LibraryThing member Jua
Wow! I know the author is honored to have been able to become a part of Katharine Hepburn's life. It's hard to get to know such a private person. But Kate allowed Mr. Berg to do just that. His writing is wonderful.
LibraryThing member mair
Personal memoir of a friendship with the actress Katharine Hepburn.
LibraryThing member librarianjojo
I was a big fan of Kate, as an actress. While the author respected her, I'm not sure I'd have felt the same if I knew her. Ah...but the gal did know how to act!
LibraryThing member Tiree
The author of this book developed a close relationship with Katharine Hepburn in the later years of her life. It's an interesting look at her life based on the time he spent with her, so it's a mixture of his stories about those times and the stories she told him about her life. Haven't read any other Hepburn biographies but I found this a highly enjoyable read that I would recommend.… (more)

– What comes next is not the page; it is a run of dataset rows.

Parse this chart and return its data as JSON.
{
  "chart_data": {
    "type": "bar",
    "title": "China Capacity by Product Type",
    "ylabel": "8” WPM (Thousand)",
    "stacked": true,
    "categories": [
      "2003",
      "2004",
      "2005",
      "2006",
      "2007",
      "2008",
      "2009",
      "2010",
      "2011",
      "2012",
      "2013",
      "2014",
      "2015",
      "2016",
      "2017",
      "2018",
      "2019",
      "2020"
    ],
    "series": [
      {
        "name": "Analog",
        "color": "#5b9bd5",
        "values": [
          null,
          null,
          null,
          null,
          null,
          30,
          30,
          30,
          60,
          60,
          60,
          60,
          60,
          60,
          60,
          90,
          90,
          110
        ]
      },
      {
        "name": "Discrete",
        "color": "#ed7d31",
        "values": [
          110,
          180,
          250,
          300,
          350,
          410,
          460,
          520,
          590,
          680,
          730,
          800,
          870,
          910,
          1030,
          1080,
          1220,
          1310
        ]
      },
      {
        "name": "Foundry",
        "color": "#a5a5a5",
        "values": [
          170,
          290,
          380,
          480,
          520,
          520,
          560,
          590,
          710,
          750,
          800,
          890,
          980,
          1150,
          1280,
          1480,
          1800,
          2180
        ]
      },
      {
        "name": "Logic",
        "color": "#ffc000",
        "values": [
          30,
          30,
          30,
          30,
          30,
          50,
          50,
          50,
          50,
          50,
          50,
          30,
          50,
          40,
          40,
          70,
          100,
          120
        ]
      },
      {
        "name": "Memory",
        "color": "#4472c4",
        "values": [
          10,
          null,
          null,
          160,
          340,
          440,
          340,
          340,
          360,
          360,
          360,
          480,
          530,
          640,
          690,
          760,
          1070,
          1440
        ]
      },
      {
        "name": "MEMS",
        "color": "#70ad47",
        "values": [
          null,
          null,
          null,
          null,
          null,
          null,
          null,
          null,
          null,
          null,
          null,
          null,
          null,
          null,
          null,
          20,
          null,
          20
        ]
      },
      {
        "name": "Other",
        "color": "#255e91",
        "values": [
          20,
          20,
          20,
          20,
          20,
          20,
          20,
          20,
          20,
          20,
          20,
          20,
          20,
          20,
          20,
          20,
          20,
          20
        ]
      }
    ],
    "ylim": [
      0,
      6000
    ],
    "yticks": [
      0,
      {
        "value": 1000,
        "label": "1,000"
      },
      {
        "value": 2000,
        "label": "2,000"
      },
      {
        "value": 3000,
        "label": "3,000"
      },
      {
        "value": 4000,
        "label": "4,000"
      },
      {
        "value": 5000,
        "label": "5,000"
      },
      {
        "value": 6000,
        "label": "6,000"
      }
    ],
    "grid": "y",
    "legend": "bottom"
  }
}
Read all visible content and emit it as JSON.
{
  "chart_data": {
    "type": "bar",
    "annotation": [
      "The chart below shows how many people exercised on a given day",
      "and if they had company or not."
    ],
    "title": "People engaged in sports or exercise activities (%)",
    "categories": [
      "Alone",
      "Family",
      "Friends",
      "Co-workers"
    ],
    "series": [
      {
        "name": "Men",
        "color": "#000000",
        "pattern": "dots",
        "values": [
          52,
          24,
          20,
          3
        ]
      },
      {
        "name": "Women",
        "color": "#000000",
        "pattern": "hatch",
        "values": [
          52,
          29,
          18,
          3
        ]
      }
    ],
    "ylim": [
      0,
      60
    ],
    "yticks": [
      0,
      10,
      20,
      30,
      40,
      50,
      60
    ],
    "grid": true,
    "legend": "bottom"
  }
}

LibraryThing member neddludd
The author was a great fan of Ms. Hepburn, and good fortune introduced them. She was a notoriously reclusive person, but for some reason--a great friendship, an induction into her family--almost took place, and the two stayed close for decades. He notes that this is not a critical biography but rather his reporting of Hepburn's views on a wide range of topics shared with him on countless one-on-one sessions at her NYC townhouse or her Connecticut weekend home. Other Hollywood legends befriended the author as well, including Irene Selznick. Warren Beatty chased him to get Hepburn to accept a role in a film Beatty was making. Kate emerges as a committed artist, someone to whom stretching and challenging her creative abilities were very important; for example, throughout her career she continued to work in the theater as well as film. As a fly on the wall you learn which directors she liked and which she loathed, as well as her feeling about her own movies and co-stars. The book is well written and candy for anyone who has ever loved the movies.… (more)
LibraryThing member AmberTheHuman
I remember I was showering at a hotel in Vegas when my then-boyfriend knocked on the bathroom door to tell me that Katharine Hepburn had died. I was pretty sad. When I went to visit my parents later that year, I was in Costco with my mom and she offered to buy me this book. I have read it many times, and lent it out. It's not a biography of Hepburn in the traditional sense - but if you enjoy her work it is a must read.… (more)
LibraryThing member BookConcierge
EXCELLENT memoir of the author's time spent getting to know the fabulous Katherine Hepburn. A love story of sorts.
LibraryThing member Murphy-Jacobs
This biography is a little unusual, as it is really A. Scott Berg's story about a woman he knew, admired, and even loved -- Katherine Hepburn. This particular angle on biography was new to me and it seemed to work very well. Berg makes no pretense about impartiality, but he's also a professional biographer, so he avoids fulsome praise or prurient detail to hold the reader's interest. Instead, we get to see a very interesting woman through the eyes of a person well situated to watch her.

The book was surprisingly moving, too, as it follows Hepburn through her later years up to the time of her death, interrupting the current timeline with stories from her past, almost like a novel. No dry recitation of vital statistics here.